Severely injured people should not be forced to gamble compensation for life-changing injuries, lawyers warn in response to a Department of Justice (DoJ) consultation on how payments are calculated.
“The people affected by this consultation have life-long and life-changing injuries, which they would not have suffered were it not for negligence, said Maurece Hutchinson, Belfast-based Northern Ireland representative of the Association of Personal Injury Lawyers (APIL) They are compensated to pay for their care, specialist equipment, and living costs. They cannot simply earn their own money as they did before they were injured - in most cases the compensation is all the support they will ever have for the rest of their lives.
“The DoJ is consulting on whether compensation should be calculated in such a way that injured people will have to take risks when investing their compensation to ensure it will stretch for the rest of their lives,” Ms Hutchinson explained.

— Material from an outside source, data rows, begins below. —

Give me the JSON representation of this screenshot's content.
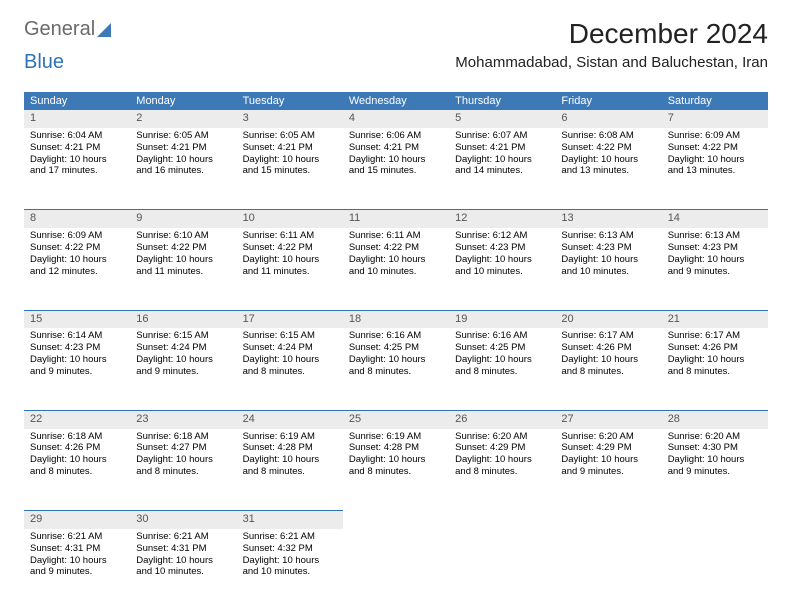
{
  "logo_text1": "General",
  "logo_text2": "Blue",
  "month_title": "December 2024",
  "location": "Mohammadabad, Sistan and Baluchestan, Iran",
  "day_headers": [
    "Sunday",
    "Monday",
    "Tuesday",
    "Wednesday",
    "Thursday",
    "Friday",
    "Saturday"
  ],
  "colors": {
    "header_bg": "#3d79b7",
    "border": "#2e74b5",
    "daynum_bg": "#ececec"
  },
  "weeks": [
    [
      {
        "n": "1",
        "sr": "6:04 AM",
        "ss": "4:21 PM",
        "dh": "10",
        "dm": "17"
      },
      {
        "n": "2",
        "sr": "6:05 AM",
        "ss": "4:21 PM",
        "dh": "10",
        "dm": "16"
      },
      {
        "n": "3",
        "sr": "6:05 AM",
        "ss": "4:21 PM",
        "dh": "10",
        "dm": "15"
      },
      {
        "n": "4",
        "sr": "6:06 AM",
        "ss": "4:21 PM",
        "dh": "10",
        "dm": "15"
      },
      {
        "n": "5",
        "sr": "6:07 AM",
        "ss": "4:21 PM",
        "dh": "10",
        "dm": "14"
      },
      {
        "n": "6",
        "sr": "6:08 AM",
        "ss": "4:22 PM",
        "dh": "10",
        "dm": "13"
      },
      {
        "n": "7",
        "sr": "6:09 AM",
        "ss": "4:22 PM",
        "dh": "10",
        "dm": "13"
      }
    ],
    [
      {
        "n": "8",
        "sr": "6:09 AM",
        "ss": "4:22 PM",
        "dh": "10",
        "dm": "12"
      },
      {
        "n": "9",
        "sr": "6:10 AM",
        "ss": "4:22 PM",
        "dh": "10",
        "dm": "11"
      },
      {
        "n": "10",
        "sr": "6:11 AM",
        "ss": "4:22 PM",
        "dh": "10",
        "dm": "11"
      },
      {
        "n": "11",
        "sr": "6:11 AM",
        "ss": "4:22 PM",
        "dh": "10",
        "dm": "10"
      },
      {
        "n": "12",
        "sr": "6:12 AM",
        "ss": "4:23 PM",
        "dh": "10",
        "dm": "10"
      },
      {
        "n": "13",
        "sr": "6:13 AM",
        "ss": "4:23 PM",
        "dh": "10",
        "dm": "10"
      },
      {
        "n": "14",
        "sr": "6:13 AM",
        "ss": "4:23 PM",
        "dh": "10",
        "dm": "9"
      }
    ],
    [
      {
        "n": "15",
        "sr": "6:14 AM",
        "ss": "4:23 PM",
        "dh": "10",
        "dm": "9"
      },
      {
        "n": "16",
        "sr": "6:15 AM",
        "ss": "4:24 PM",
        "dh": "10",
        "dm": "9"
      },
      {
        "n": "17",
        "sr": "6:15 AM",
        "ss": "4:24 PM",
        "dh": "10",
        "dm": "8"
      },
      {
        "n": "18",
        "sr": "6:16 AM",
        "ss": "4:25 PM",
        "dh": "10",
        "dm": "8"
      },
      {
        "n": "19",
        "sr": "6:16 AM",
        "ss": "4:25 PM",
        "dh": "10",
        "dm": "8"
      },
      {
        "n": "20",
        "sr": "6:17 AM",
        "ss": "4:26 PM",
        "dh": "10",
        "dm": "8"
      },
      {
        "n": "21",
        "sr": "6:17 AM",
        "ss": "4:26 PM",
        "dh": "10",
        "dm": "8"
      }
    ],
    [
      {
        "n": "22",
        "sr": "6:18 AM",
        "ss": "4:26 PM",
        "dh": "10",
        "dm": "8"
      },
      {
        "n": "23",
        "sr": "6:18 AM",
        "ss": "4:27 PM",
        "dh": "10",
        "dm": "8"
      },
      {
        "n": "24",
        "sr": "6:19 AM",
        "ss": "4:28 PM",
        "dh": "10",
        "dm": "8"
      },
      {
        "n": "25",
        "sr": "6:19 AM",
        "ss": "4:28 PM",
        "dh": "10",
        "dm": "8"
      },
      {
        "n": "26",
        "sr": "6:20 AM",
        "ss": "4:29 PM",
        "dh": "10",
        "dm": "8"
      },
      {
        "n": "27",
        "sr": "6:20 AM",
        "ss": "4:29 PM",
        "dh": "10",
        "dm": "9"
      },
      {
        "n": "28",
        "sr": "6:20 AM",
        "ss": "4:30 PM",
        "dh": "10",
        "dm": "9"
      }
    ],
    [
      {
        "n": "29",
        "sr": "6:21 AM",
        "ss": "4:31 PM",
        "dh": "10",
        "dm": "9"
      },
      {
        "n": "30",
        "sr": "6:21 AM",
        "ss": "4:31 PM",
        "dh": "10",
        "dm": "10"
      },
      {
        "n": "31",
        "sr": "6:21 AM",
        "ss": "4:32 PM",
        "dh": "10",
        "dm": "10"
      },
      null,
      null,
      null,
      null
    ]
  ],
  "labels": {
    "sunrise": "Sunrise:",
    "sunset": "Sunset:",
    "daylight": "Daylight:",
    "hours": "hours",
    "and": "and",
    "minutes": "minutes."
  }
}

“If they don’t take that investment risk, they will have to fall back on the State to pay for their needs when the money runs out. This goes against the basic principles of compensation. It is supposed to meet an injured person’s needs after serious injury which was inflicted upon them by someone else’s negligence. The State should not have to pick up the bill,” she went on.
“Injured people should not be forced to take risks and gamble their compensation in a bid to get by. Catastrophically injured people are vulnerable and fearful for their futures. There has been much debate about whether injured people should shoulder some risk with their investments. They are averse to taking risks with this very important money and should be allowed to invest without taking risks at all,” Ms Hutchinson added.